Implications for an Organization
This phenomenon is extremely beneficial for the companies because in recent times, companies no longer view customers as recipients of value, but as co-creators of value. It allows companies to increase their profits by charging high prices, even though the customer is involved in putting the product together. Companies such as Ikea and Build-A-Bear, centre around this philosophy. Meal kit companies like Blue Apron and Hello Fresh in the U.S.A are growing at a rapid pace, and are expected to reach a valuation of $20 billion by 2027. Companies employing this technique earn profits because the perception of getting a good deal is created in the customers’ minds. On the other hand, the Ikea Effect contributes to certain pitfalls which are often overlooked by organisations.
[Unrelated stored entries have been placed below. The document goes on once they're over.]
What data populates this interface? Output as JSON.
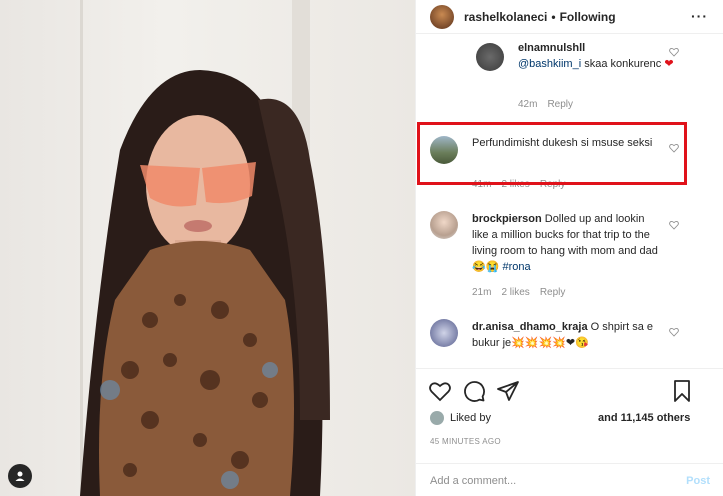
{
  "header": {
    "username": "rashelkolaneci",
    "separator": "•",
    "follow_status": "Following",
    "more": "···"
  },
  "comments": [
    {
      "username": "elnamnulshll",
      "mention": "@bashkiim_i",
      "text": " skaa konkurenc",
      "emoji": "❤",
      "time": "42m",
      "reply": "Reply"
    },
    {
      "text": "Perfundimisht dukesh si msuse seksi",
      "time": "41m",
      "likes": "2 likes",
      "reply": "Reply"
    },
    {
      "username": "brockpierson",
      "text": "Dolled up and lookin like a million bucks for that trip to the living room to hang with mom and dad",
      "emoji": "😂😭",
      "hashtag": "#rona",
      "time": "21m",
      "likes": "2 likes",
      "reply": "Reply"
    },
    {
      "username": "dr.anisa_dhamo_kraja",
      "text": "O shpirt sa e bukur je",
      "emoji": "💥💥💥💥❤😘"
    }
  ],
  "likes": {
    "liked_by": "Liked by",
    "and_others": "and 11,145 others"
  },
  "timestamp": "45 MINUTES AGO",
  "add_comment": {
    "placeholder": "Add a comment...",
    "post": "Post"
  },
  "colors": {
    "highlight": "#e0121a",
    "link": "#00376b",
    "muted": "#8e8e8e"
  }
}
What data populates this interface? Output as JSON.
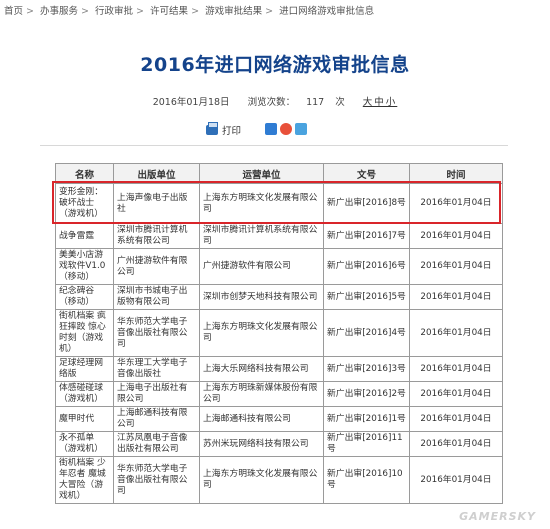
{
  "breadcrumb": [
    "首页",
    "办事服务",
    "行政审批",
    "许可结果",
    "游戏审批结果",
    "进口网络游戏审批信息"
  ],
  "page_title": "2016年进口网络游戏审批信息",
  "meta": {
    "date": "2016年01月18日",
    "views_label": "浏览次数：",
    "views": "117",
    "views_unit": "次",
    "font_size": "大中小"
  },
  "tools": {
    "print_label": "打印"
  },
  "table": {
    "headers": [
      "名称",
      "出版单位",
      "运营单位",
      "文号",
      "时间"
    ],
    "rows": [
      [
        "变形金刚：破坏战士（游戏机）",
        "上海声像电子出版社",
        "上海东方明珠文化发展有限公司",
        "新广出审[2016]8号",
        "2016年01月04日"
      ],
      [
        "战争雷霆",
        "深圳市腾讯计算机系统有限公司",
        "深圳市腾讯计算机系统有限公司",
        "新广出审[2016]7号",
        "2016年01月04日"
      ],
      [
        "美美小店游戏软件V1.0（移动）",
        "广州捷游软件有限公司",
        "广州捷游软件有限公司",
        "新广出审[2016]6号",
        "2016年01月04日"
      ],
      [
        "纪念碑谷（移动）",
        "深圳市书城电子出版物有限公司",
        "深圳市创梦天地科技有限公司",
        "新广出审[2016]5号",
        "2016年01月04日"
      ],
      [
        "街机档案 疯狂摔跤 惊心时刻（游戏机）",
        "华东师范大学电子音像出版社有限公司",
        "上海东方明珠文化发展有限公司",
        "新广出审[2016]4号",
        "2016年01月04日"
      ],
      [
        "足球经理网络版",
        "华东理工大学电子音像出版社",
        "上海大乐网络科技有限公司",
        "新广出审[2016]3号",
        "2016年01月04日"
      ],
      [
        "体感碰碰球（游戏机）",
        "上海电子出版社有限公司",
        "上海东方明珠新媒体股份有限公司",
        "新广出审[2016]2号",
        "2016年01月04日"
      ],
      [
        "魔甲时代",
        "上海邮通科技有限公司",
        "上海邮通科技有限公司",
        "新广出审[2016]1号",
        "2016年01月04日"
      ],
      [
        "永不孤单（游戏机）",
        "江苏凤凰电子音像出版社有限公司",
        "苏州米玩网络科技有限公司",
        "新广出审[2016]11号",
        "2016年01月04日"
      ],
      [
        "街机档案 少年忍者 魔城大冒险（游戏机）",
        "华东师范大学电子音像出版社有限公司",
        "上海东方明珠文化发展有限公司",
        "新广出审[2016]10号",
        "2016年01月04日"
      ]
    ]
  },
  "watermark": "GAMERSKY",
  "colors": {
    "title": "#14438b",
    "highlight": "#d9252a"
  }
}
These include sunk cost effects, wherein the management continues to devote resources to failing pre-existing projects reducing the scope for innovation. It also creates a situation wherein a company doesn’t adopt ideas from elsewhere. This is because managers value their idea, a product of their own labour, as higher valued compared to an idea adopted from elsewhere.
Around the Phenomenon
An ever prevalent phenomenon, the Ikea Effect is not unavoidable. Research can help consumers make informed decisions without being led astray. While options that require self assembly aren't always a poor choice, one shouldn’t purchase such products simply because they think it is cost-effective. The quality can be compromised and while it may appear as less expensive, its upkeep can often cost a lot more. Another simple way is to compare the product cost with the value of your time. For example, a ready to eat meal may be cheaper than eating out but it would also require more of your time. The consumer must decide whether the slightly reduced costs compensate for the time that could otherwise be utilized for another task. The Ikea effect tends to create biases in people's minds as they over-value their labour. Another simple strategy to avoid this would be to ask for a second opinion, preferably from someone who can provide a non-partisan perspective.
A concept more human than financial, the Ikea Effect sees real life examples in well established brands globally, bringing brands like LEGO and IKEA to the limelight. This phenomenon is becoming increasingly relevant as there is a shift from mass production to customisation and co-production of value. As the global economy has shifted its focus towards manufacturing, companies too have shifted their focus from selling products to selling experiences. Keeping this in mind, the relevance and power of the Ikea Effect is being better understood, analyzed and applied so as to improve customer satisfaction and enhance overall experiences.